Let $X$ be the random variable representing the number of green balls chosen, after choosing two balls uniformly at random without replacement from a bag containing exactly three green balls and two red balls. Find $E[X]$.
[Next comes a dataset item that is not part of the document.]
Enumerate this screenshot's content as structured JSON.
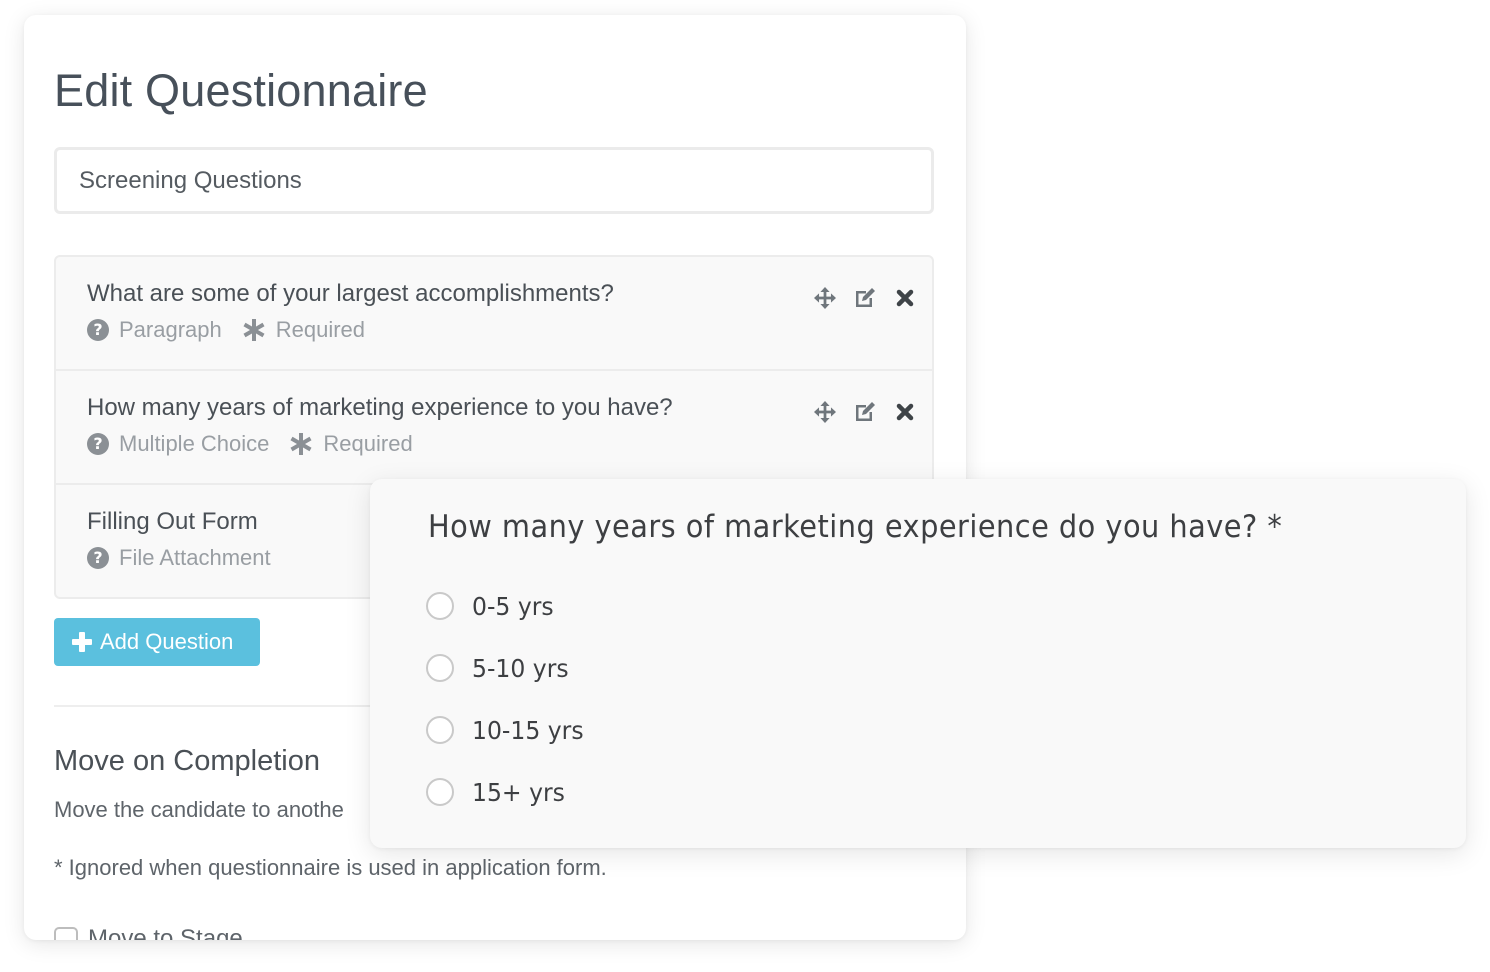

This was my thought process:
- $X$ can only be $0$, $1$ or $2$
- Find out the probability of X being each, and then calculate $0\cdot\Pr(X = 0) + 1\cdot\Pr(X = 1) + 2\cdot\Pr(X = 2)$, which equals $E[X]$
Probability $X = 0$:
$(2/5) \cdot (1/4) = (1/10)$
Probability $X = 1$:
$(3/5) \cdot (2/4) = (3/10)$
or
$(2/5) \cdot (3/4) = (3/10)$
Sum these two possible outcomes to get that $\Pr(X = 1) = 3/5$
Probability $X = 2$:
$(3/5) \cdot (2/4) = (3/10)$
E[X]
$E[X] = 0\cdot(1/10) + 1\cdot(3/5) + 2\cdot(3/10) = 1.2$
Is this process correct? Is there an easier way to solve this problem?
Yes, it is correct.
This is known as hypergeometric distribution,
$$E[X]=\frac{nK}{N}=\frac{2(3)}{5}=1.2$$
The formula can be understood as linearity of expectation.